INSERT INTO `clientes` (`id_cliente`, `nombre`, `apellidos`, `dni_pasaporte`, `telefono`, `sexo`, `fecha_nacimiento`, `pais_nacimiento`) VALUES
(1, 'Carlos', 'Montero Suarez', '16066793V', '723510602', 'H', '1980-02-14', 'Spain'),
(2, 'Allison', 'Lukianov', '3258879821', '395404877', 'femenino', '1970-12-06', 'China'),
(3, 'Rey', 'Roja', '8298779244', '352682209', 'H', '1965-05-19', 'Spain'),
(4, 'Elton', 'Saintsbury', '446046705', '969547852', 'H', '1987-08-23', 'Tunisia'),
(5, 'Bert', 'Leckey', '732411565', '625573861', 'H', '1990-09-27', 'China'),
(6, 'Carmine', 'Eicke', '300115949', '261559877', 'femenino', '1985-08-03', 'China'),
(7, 'Maria ', 'Sanchez Cardoso', '14180343D', '441952642', 'femenino', '1979-05-21', 'Spain'),
(9, 'John ', 'Lennon', '236147952', '630745219', 'H', '1970-11-14', 'Tunisia'),
(10, 'Karla', 'Watson', '523617420', '923541078', 'femenino', '1980-05-12', 'Tunisia');

ALTER TABLE `clientes`
  ADD PRIMARY KEY (`id_cliente`),
  ADD UNIQUE KEY `Id_cliente_unique` (`id_cliente`) USING BTREE;

ALTER TABLE `clientes`
  MODIFY `id_cliente` int(11) NOT NULL AUTO_INCREMENT, AUTO_INCREMENT=11;

What I need to calculate the average age between all 10 users on this table which is 38.2. And I need to have all spanish users that are above this age, can you let me know how to get this information?

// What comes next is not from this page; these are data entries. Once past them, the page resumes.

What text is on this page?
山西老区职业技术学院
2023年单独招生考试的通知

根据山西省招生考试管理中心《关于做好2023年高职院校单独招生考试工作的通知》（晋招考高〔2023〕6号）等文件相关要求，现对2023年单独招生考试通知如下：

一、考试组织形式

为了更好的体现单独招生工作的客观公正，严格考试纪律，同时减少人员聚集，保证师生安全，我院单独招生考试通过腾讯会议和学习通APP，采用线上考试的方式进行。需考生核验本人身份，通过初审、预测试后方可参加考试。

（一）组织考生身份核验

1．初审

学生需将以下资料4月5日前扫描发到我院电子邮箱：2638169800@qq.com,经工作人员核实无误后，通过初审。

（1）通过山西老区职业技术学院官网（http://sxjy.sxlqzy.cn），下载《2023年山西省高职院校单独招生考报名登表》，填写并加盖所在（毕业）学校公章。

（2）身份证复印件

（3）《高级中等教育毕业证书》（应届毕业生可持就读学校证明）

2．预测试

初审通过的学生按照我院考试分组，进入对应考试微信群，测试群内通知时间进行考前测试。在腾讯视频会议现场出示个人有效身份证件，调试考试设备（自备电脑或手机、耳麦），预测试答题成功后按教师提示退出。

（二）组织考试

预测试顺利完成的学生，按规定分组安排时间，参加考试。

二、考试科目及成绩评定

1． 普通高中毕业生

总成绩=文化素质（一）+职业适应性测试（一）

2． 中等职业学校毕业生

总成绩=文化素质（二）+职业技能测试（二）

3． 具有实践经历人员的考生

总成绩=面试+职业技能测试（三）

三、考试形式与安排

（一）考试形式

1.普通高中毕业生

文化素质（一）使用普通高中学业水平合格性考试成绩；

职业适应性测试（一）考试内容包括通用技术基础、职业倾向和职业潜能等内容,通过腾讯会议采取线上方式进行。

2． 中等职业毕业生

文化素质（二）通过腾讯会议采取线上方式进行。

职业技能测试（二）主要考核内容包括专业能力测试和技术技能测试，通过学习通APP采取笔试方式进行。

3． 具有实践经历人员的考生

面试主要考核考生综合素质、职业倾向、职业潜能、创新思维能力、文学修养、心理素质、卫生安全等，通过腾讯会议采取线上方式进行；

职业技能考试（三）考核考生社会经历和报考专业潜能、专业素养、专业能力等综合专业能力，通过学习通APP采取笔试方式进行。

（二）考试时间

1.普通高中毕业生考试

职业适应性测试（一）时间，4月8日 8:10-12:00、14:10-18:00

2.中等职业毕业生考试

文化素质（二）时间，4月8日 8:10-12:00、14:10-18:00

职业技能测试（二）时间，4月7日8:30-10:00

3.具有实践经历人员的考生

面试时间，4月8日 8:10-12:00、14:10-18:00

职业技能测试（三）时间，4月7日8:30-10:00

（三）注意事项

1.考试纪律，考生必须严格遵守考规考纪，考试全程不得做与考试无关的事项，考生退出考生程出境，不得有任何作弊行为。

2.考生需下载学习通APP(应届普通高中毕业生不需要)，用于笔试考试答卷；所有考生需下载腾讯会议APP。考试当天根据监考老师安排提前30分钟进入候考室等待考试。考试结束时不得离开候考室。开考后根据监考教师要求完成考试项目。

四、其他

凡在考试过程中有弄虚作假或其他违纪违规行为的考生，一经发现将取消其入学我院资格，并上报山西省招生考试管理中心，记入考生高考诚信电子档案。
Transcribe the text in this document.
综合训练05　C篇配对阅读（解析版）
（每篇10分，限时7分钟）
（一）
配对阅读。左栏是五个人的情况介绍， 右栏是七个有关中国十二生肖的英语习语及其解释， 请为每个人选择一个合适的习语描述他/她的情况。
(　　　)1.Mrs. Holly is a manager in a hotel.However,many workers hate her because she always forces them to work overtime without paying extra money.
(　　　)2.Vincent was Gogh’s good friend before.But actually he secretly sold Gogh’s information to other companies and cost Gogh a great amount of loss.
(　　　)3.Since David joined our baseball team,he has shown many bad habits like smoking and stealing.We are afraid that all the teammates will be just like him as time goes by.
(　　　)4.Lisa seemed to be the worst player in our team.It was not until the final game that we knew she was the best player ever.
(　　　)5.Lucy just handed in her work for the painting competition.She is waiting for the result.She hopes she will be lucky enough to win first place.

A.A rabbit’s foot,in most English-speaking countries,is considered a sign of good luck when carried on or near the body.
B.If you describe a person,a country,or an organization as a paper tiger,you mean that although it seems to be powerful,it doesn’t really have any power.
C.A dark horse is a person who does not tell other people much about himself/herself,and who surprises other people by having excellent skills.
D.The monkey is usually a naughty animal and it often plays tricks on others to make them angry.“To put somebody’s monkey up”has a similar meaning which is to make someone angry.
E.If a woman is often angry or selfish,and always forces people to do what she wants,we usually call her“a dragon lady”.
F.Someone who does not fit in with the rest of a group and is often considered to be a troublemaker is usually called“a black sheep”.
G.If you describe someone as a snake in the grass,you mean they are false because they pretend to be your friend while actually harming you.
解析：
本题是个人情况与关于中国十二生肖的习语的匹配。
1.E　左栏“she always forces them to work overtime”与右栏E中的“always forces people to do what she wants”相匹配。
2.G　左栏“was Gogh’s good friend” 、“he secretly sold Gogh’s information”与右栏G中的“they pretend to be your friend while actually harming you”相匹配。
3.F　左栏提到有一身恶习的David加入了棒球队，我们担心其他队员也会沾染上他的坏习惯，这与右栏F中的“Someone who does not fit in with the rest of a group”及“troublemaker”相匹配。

I have tried the following entry and I'm just getting the age of all clients

SELECT *,
YEAR(CURDATE()) - YEAR(fecha_nacimiento) - (RIGHT(CURDATE(), 5) < RIGHT(fecha_nacimiento, 5)) Age
from clientes

I want to know is how to calculate the average of all 10 clients based on current day and date of birth.

SELECT *,
YEAR(CURDATE()) - YEAR(fecha_nacimiento) - (RIGHT(CURDATE(), 5) < RIGHT(fecha_nacimiento, 5)) Age
(select avg(all(year(now()) - year(fecha_nacimiento)))) as Average  
from clientes

but this only shows one client, how can I get the other two?